Lyle, whose best US PGA Tour finish was a share of fourth in 2012 at Riviera, played in two major tournaments, sharing 48th at the 2008 US Open and missing the cut at the 2006 British Open.

"Incredibly sad news about Jarrod Lyle," British Open champion Francesco Molinari of Italy tweeted. "Tough times for everyone on tour losing someone so special."

Molinari was set for an afternoon start over the 7,316-yard, par-70 layout alongside this year's other two major winners, Americans Patrick Reed from the US Masters and Brooks Koepka from the US Open.

"You were and always will be a fighter and will be missed by so many people. Rest In Peace Jarrod," Reed tweeted.

Lyle played in 121 PGA events from 2006 to 2016 and won two developmental Web.com Tour events. He was diagnosed with leukaemia as a youth and twice thought he had beaten cancer only to have it return last year.

"Deeply saddened to hear about the passing of my friend Jarrod Lyle," world No 10 Jason Day tweeted. "Jarrod will forever be an inspiration to us all."

Aussie Day, the 2015 PGA Championship winner, makes a morning start with five-time major winner Phil Mickelson and 2011 PGA winner Keegan Bradley.

"Such a sad day, we will all miss you so much," world No 3 Justin Rose tweeted, while American Tony Finau tweeted, "Your legacy of toughness and kindness will live on."

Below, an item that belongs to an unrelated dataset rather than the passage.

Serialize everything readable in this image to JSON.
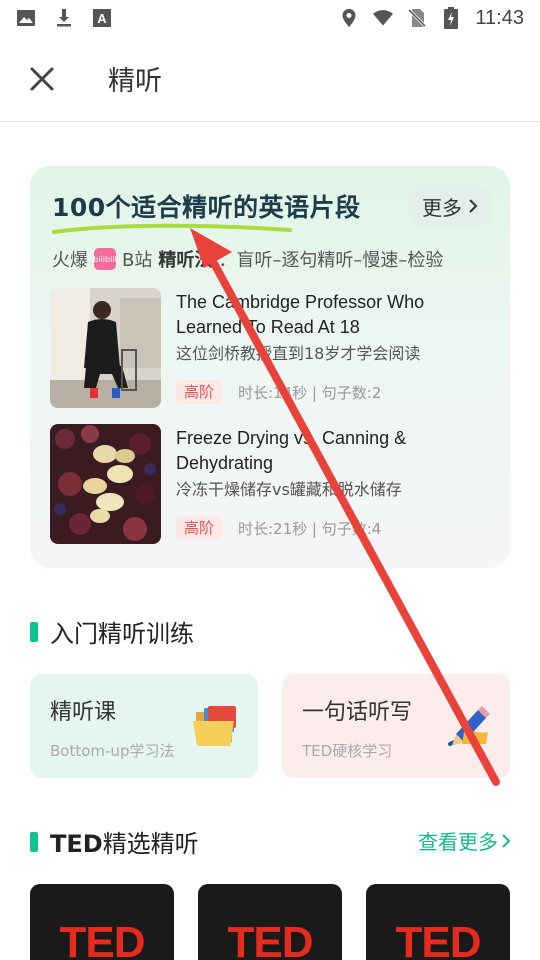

England's Rose starts in the afternoon alongside Spain's Jon Rahm and three-time major winner Jordan Spieth, an American who can complete a career Grand Slam with a victory this week.

World No 1 Dustin Johnson makes an afternoon start alongside fellow American Bubba Watson, a two-time Masters winner, and former Masters champion Adam Scott of Australia.

Bryson DeChambeau had donated his $25,000 top prize from Tuesday's Long Drive Contest to Lyle's children before Lyle's death. AFP
Bryson DeChambeau had donated his $25,000 top prize from Tuesday's Long Drive Contest to Lyle's children before Lyle's death. AFP

DeChambeau's donation

Several American players were hunting for Ryder Cup points in the final qualifying event for the first eight spots on the US squad that will defend the trophy against Europe next month in France.

Among those needing a strong showing to reach the top eight was early starter Bryson DeChambeau, who had donated his US$25,000 (Dh91,812.50) top prize from Tuesday's Long Drive Contest to Lyle's children, daughter's Lusi and Jemma, before Lyle's death.

"Jarrod Lyle, the story, it's so sad," DeChambeau said. "What Jarrod has battled through is valiant. It's a tough battle, obviously, and not everybody wins. I believe those kids deserve some chance at a better life.

"They need that. So that's why I decided to do it."